I sat down again as fatigue washed over me once more. My breathing was irregular, and my legs felt numb. As I waited for my body to get comfortable once again, I felt excitement. This was going to be an achievement after a really long time. A win I desperately needed. I got up started climbing, saying the number on the board as I reached it. "Forty-one" my legs felt like lead. "Forty-two" my breathing became irregular. "Forty-three" adrenaline rushed through me. "Forty-four" a smile came over me "Forty-four" wait, what? I must have read it wrong. But as I went closer, it still read forty-four. I must have miscounted. That's all right, just one last flight. So I climbed, but the board again read forty-four. My adrenaline rush soon turned to fear. I went three flights down. But it still read forty-four. What the hell? I went five more flights down, "forty-four", ten flights down, "forty-four", no matter how many times, it remained "forty-four".

Insane

The definition of insanity is doing the same thing over and over again, expecting different results.
Insanity is when sobbing turns to laughter.
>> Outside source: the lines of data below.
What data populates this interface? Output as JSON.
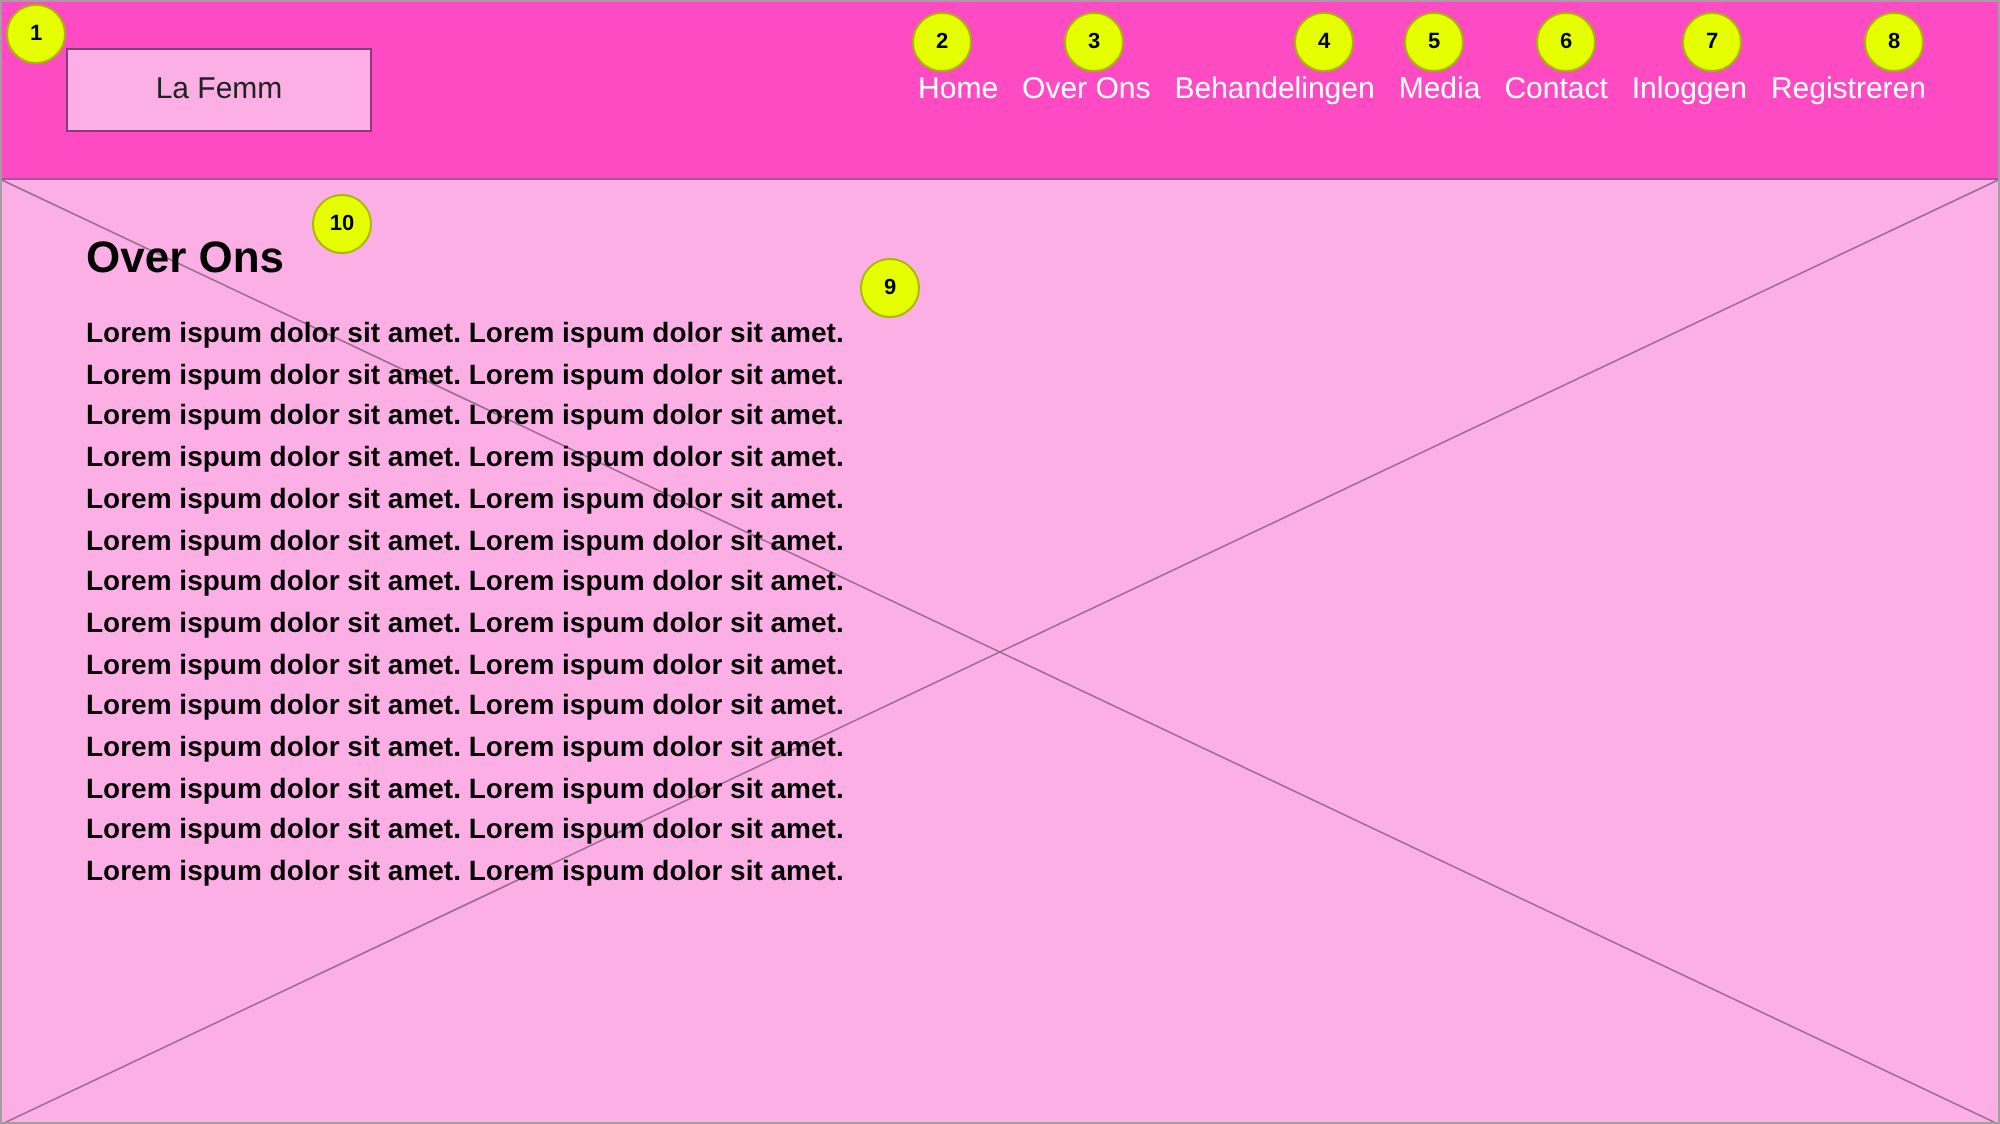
{
  "header": {
    "logo": "La Femm",
    "nav": [
      "Home",
      "Over Ons",
      "Behandelingen",
      "Media",
      "Contact",
      "Inloggen",
      "Registreren"
    ]
  },
  "content": {
    "title": "Over Ons",
    "lines": [
      "Lorem ispum dolor sit amet. Lorem ispum dolor sit amet.",
      "Lorem ispum dolor sit amet. Lorem ispum dolor sit amet.",
      "Lorem ispum dolor sit amet. Lorem ispum dolor sit amet.",
      "Lorem ispum dolor sit amet. Lorem ispum dolor sit amet.",
      "Lorem ispum dolor sit amet. Lorem ispum dolor sit amet.",
      "Lorem ispum dolor sit amet. Lorem ispum dolor sit amet.",
      "Lorem ispum dolor sit amet. Lorem ispum dolor sit amet.",
      "Lorem ispum dolor sit amet. Lorem ispum dolor sit amet.",
      "Lorem ispum dolor sit amet. Lorem ispum dolor sit amet.",
      "Lorem ispum dolor sit amet. Lorem ispum dolor sit amet.",
      "Lorem ispum dolor sit amet. Lorem ispum dolor sit amet.",
      "Lorem ispum dolor sit amet. Lorem ispum dolor sit amet.",
      "Lorem ispum dolor sit amet. Lorem ispum dolor sit amet.",
      "Lorem ispum dolor sit amet. Lorem ispum dolor sit amet."
    ]
  },
  "annotations": [
    "1",
    "2",
    "3",
    "4",
    "5",
    "6",
    "7",
    "8",
    "9",
    "10"
  ]
}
I didn't know where the strength was coming from. But the number on the board never changed. It remained "forty-four". I think I climbed fifty stories down, but the damn board only said "forty-four". There was no escape. So I laughed as the tears flowed down my eyes. I laughed, knowing that getting my job was the last achievement of my life. I laughed at myself because I couldn't even climb a building.

I laughed, as I knew, I was going to die in here. 


The author's comments:

I'm new here, and I'm just writing stories for fun.